Es ist der 15. Juni 2002, als Oliver Neuville in der deutschen Fussball-Geschichte eine Hauptrolle spielt. Im WM-Achtelfinal gegen Paraguay macht er in der 88. Minute das 1:0. Dieser Sieg ebnet Deutschland den Weg in den Final.
Neuville spielt im Endspiel gegen Brasilien (0:2) durch, trifft den Pfosten: «Schade, aber das Finalerlebnis kann mir keiner mehr nehmen. Die Atmosphäre, die tausenden Fans am Strassenrand auf dem Weg zum Stadion, einmalig», sagt er heute. Der inzwischen 45-Jährige ist der erste Schweizer in einem WM-Final. Am Sonntag ist der Kroate Ivan Rakitic der zweite in einem Endspiel.
Dabei hätte Neuville für unsere Nati spielen sollen. Er sagt zu BLICK: «Als ich 1996 in Teneriffa spielte, meldete sich der Schweizerische Fussball-Verband bei mir.
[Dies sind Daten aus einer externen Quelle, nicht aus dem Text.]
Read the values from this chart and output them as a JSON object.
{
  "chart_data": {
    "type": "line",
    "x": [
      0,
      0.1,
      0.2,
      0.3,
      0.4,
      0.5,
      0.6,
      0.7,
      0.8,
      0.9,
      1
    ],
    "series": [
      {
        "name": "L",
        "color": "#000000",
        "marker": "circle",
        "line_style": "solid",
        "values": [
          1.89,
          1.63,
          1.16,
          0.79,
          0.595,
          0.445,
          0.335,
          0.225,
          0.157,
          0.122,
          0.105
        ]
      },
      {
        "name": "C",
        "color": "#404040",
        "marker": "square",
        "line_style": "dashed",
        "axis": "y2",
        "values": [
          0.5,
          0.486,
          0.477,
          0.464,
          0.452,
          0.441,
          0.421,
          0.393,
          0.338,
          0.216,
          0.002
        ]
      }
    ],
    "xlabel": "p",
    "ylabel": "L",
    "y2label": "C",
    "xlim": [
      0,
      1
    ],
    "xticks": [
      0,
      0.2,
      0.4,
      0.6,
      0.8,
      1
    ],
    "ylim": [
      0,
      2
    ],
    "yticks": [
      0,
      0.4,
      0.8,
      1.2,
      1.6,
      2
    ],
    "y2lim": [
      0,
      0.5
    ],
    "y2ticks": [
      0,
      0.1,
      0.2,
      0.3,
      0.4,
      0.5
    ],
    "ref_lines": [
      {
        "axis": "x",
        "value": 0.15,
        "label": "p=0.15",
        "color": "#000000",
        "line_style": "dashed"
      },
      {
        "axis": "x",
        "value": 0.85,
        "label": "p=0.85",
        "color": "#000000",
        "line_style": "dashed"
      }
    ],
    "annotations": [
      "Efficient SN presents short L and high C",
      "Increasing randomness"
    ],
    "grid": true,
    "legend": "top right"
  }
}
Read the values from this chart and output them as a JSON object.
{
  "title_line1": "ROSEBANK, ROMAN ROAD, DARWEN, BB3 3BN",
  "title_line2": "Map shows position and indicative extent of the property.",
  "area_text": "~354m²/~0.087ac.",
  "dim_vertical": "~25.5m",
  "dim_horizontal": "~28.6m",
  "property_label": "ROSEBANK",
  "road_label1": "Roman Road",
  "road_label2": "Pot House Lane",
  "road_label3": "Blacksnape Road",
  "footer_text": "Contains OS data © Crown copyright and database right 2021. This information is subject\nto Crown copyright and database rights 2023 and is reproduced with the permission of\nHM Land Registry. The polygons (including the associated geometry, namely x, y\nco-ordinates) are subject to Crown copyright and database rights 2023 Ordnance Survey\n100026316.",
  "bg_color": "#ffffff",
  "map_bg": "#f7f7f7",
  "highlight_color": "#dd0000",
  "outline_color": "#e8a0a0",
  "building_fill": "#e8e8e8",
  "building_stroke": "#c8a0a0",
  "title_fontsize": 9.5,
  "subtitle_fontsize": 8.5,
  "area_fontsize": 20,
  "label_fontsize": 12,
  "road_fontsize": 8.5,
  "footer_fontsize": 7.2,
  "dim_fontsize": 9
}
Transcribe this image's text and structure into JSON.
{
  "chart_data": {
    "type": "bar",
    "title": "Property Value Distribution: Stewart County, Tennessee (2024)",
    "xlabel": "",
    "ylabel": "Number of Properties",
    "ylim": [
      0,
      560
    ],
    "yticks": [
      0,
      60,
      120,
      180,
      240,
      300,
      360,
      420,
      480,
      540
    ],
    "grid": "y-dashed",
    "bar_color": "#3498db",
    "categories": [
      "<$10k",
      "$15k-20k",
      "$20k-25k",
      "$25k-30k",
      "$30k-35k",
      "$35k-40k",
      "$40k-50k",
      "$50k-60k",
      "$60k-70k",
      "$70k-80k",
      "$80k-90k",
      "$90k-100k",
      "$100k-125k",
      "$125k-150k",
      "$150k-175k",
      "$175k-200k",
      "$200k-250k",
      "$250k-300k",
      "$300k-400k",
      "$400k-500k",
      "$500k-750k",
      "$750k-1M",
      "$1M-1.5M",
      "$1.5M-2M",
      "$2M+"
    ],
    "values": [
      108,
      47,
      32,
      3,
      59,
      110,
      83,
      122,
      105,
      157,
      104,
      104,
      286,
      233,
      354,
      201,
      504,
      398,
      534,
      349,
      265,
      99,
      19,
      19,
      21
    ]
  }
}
Ob ich mir vorstellen könnte, für die Nati zu spielen. Ich sagte ja, wollte für die Schweiz spielen – und wartete auf das weitere Vorgehen. Nur: Dann meldete sich einfach niemand mehr bei mir...»
Ab diesem Zeitpunkt ist die Nati für ihn abgeschlossen. Er hat zwei weitere Länder zur Auswahl: Italien, das Herkunftsland seiner Mama. Oder Deutschland, die Nationalität seines Vaters.
Neuville spielt für die DFB-Elf, macht 1998 sein erstes Länderspiel. Dabei beginnt seine Geschichte im Tessin. SonntagsBlick besucht ihn 2005 in seiner Heimat. Auf einer Wiese sticht er in Gambarogno mit einer Mistgabel ins Heu. «Hier», erzählt er, «war früher mein erster Fussballplatz.» Rund um die Wiese ragen Berge in die Höhe. 200 Meter muss Neuville gehen, dann betritt er eine Schule, geht in eine Kabine. «In dieser Ecke sass ich jeweils als Jugendspieler», sagt er und setzt sich.
Inzwischen hat der FC Gambarogno-Contone einen neuen Platz. Im Klubhaus des Zweitligisten hängt damals ein riesiges Foto von Neuville. Als Silvano Sartori ihn sieht, gibt’s eine herzliche Umarmung – er war Neuvilles erster Trainer. Als Sechsjähriger kommt Neuville 1979 zu Gambarogno, spielte zwölf Jahre lang da.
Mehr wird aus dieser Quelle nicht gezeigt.